SEXUAL assault victims must be prioritised in the justice system to prevent them having to suffer years of uncertainty and anguish, television personality Georgia Harrison has said.
Ms Harrison’s ex-partner Stephen Bear was jailed earlier this year for posting intimate footage of her online.
She also called for “massive online platforms” to be required to take down sexually explicit content which had been posted without consent, while speaking at the Labour Party conference in Liverpool.
Asked what changes the Government should make to help tackle violence against women and girls, the former Love Island contestant and The Only Way Is Essex star recounted her personal experience of the justice system.
She said: “One thing I wanted to highlight from my personal experience is I feel there needs to be more support for victims when they do choose to call the police and go into the court system because for me, from the day that I reported the crime, it took me two whole years to get a conviction.
“After the first year, the defendant changed his defence a week before the court case. My court case then got moved an entire year.”

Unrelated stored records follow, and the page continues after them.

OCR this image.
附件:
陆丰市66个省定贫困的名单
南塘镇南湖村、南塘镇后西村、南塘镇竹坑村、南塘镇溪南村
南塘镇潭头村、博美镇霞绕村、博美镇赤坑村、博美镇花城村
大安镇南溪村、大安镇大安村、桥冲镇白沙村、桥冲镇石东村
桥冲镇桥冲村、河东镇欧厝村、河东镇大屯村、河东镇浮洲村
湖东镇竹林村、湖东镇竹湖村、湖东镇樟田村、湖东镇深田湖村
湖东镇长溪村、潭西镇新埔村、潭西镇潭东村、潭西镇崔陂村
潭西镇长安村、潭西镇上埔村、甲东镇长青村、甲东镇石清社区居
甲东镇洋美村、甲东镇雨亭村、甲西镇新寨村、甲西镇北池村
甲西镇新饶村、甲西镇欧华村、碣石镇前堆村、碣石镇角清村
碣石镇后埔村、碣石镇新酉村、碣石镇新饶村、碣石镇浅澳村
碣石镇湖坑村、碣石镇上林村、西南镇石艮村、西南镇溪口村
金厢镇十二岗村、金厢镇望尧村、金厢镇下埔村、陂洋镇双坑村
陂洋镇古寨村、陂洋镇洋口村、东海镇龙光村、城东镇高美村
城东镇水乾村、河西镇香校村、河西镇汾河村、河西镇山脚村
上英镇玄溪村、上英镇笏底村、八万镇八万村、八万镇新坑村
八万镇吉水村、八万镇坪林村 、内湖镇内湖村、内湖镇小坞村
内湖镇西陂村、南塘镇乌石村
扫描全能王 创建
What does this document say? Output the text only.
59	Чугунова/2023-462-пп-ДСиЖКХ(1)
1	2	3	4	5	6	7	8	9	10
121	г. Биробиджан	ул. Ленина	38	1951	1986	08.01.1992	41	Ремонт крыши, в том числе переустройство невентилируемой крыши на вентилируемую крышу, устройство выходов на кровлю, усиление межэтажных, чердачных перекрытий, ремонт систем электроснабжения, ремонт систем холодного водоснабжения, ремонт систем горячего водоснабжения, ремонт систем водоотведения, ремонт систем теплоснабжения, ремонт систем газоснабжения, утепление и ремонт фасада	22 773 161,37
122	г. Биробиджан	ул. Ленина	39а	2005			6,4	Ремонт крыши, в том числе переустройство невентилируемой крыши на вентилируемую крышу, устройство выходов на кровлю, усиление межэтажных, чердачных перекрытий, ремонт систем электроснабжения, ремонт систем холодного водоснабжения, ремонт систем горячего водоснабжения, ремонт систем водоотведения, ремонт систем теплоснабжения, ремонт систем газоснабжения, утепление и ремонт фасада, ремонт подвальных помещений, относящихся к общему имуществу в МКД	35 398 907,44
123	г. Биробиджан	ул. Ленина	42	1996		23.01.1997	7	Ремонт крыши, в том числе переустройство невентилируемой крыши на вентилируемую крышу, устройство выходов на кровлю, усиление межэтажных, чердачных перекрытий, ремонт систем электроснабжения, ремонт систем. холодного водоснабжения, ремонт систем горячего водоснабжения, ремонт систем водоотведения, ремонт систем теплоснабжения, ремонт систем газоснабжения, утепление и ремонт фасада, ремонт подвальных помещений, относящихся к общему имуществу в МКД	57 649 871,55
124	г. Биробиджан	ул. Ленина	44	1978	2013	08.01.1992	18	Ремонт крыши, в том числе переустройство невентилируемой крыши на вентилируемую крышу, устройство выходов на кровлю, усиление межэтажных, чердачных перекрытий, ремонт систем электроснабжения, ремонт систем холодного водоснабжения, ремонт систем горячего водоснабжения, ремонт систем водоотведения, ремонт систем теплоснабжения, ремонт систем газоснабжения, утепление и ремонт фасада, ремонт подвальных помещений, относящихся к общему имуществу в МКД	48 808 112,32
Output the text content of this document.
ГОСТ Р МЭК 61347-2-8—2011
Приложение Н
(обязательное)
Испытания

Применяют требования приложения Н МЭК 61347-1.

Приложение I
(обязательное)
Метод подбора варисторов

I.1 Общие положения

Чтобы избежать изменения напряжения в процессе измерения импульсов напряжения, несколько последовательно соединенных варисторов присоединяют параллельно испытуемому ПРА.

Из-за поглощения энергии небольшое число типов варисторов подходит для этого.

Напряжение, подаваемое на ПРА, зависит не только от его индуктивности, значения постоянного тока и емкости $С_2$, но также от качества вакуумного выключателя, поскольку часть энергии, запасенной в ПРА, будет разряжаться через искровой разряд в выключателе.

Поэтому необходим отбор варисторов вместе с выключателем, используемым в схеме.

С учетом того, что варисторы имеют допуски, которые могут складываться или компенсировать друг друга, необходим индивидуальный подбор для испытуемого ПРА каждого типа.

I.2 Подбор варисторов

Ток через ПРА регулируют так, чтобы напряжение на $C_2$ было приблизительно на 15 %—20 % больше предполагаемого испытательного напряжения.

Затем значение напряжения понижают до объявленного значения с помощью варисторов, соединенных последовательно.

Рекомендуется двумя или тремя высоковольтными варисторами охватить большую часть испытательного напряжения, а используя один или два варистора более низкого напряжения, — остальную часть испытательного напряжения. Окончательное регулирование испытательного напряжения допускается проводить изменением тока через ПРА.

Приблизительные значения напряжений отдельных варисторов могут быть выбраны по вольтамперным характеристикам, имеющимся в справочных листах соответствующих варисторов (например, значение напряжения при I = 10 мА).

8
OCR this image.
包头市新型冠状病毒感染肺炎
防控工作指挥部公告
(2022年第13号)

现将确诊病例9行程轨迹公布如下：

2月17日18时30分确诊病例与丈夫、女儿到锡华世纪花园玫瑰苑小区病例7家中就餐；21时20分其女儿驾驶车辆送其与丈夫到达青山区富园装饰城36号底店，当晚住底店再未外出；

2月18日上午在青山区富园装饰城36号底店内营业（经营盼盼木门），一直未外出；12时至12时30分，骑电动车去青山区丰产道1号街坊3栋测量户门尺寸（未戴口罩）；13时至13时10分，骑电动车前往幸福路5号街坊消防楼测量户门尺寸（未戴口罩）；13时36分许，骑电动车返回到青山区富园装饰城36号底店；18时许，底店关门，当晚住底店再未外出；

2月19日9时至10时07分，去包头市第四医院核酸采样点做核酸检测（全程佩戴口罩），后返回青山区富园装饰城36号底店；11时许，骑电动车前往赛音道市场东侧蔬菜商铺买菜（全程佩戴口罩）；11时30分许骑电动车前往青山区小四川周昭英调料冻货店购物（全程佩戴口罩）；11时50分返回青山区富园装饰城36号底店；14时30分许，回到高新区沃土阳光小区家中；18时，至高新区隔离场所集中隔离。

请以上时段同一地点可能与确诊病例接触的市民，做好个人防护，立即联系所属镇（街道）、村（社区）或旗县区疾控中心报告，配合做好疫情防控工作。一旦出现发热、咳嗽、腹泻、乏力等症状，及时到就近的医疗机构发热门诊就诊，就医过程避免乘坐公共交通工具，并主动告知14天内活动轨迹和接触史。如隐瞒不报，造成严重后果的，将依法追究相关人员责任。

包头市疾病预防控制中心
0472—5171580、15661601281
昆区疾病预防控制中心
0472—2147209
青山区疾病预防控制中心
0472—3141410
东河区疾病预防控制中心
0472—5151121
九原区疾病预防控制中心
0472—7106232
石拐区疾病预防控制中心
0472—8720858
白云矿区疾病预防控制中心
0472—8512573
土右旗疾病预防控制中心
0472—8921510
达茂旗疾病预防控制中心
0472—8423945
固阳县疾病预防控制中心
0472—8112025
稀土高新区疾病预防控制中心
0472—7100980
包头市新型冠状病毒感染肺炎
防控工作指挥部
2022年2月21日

She added: “What that meant for me was that it was detrimental to my career and my mental health, which was really hard for me.
“But I couldn’t help but think, imagine if you were either a victim of domestic abuse or a sexual assault, if you had been raped, and you get a phone call to say: ‘Actually, you are going to have to wait a whole other year to even get inside of a courtroom’.
“You have got to spend the next year of your life walking down the street not knowing if you are going to get attacked, killed, violated. How would you live with that?”
She went on: “I think that those sort of cases should be prioritised, and 90 per cent of those victims are women.”
Ms Harrison also told the conference she wanted to see “massive online platforms” be held accountable for taking down explicit content which had been posted without consent.
She said: “Even if it is content of a sexually explicit nature, videos or pictures, and it has been proven that it was shared without your consent, it does not become illegal content.
“I just think it would encourage so many more victims to come forward and reach out to the police if they knew at the end of what is such a hard battle that immediately online platforms have to remove their content which should never, ever have been allowed to get there in the first place.”
Jess Phillips, Labour MP for Birmingham Yardley, responded: “I am always trying to remind in the women’s safety space that we have to be careful we are not too grateful for the basics that we should have been expecting, that if images of you being violently abused are online, they should be taken down.
“It seems like quite an obvious thing to do.”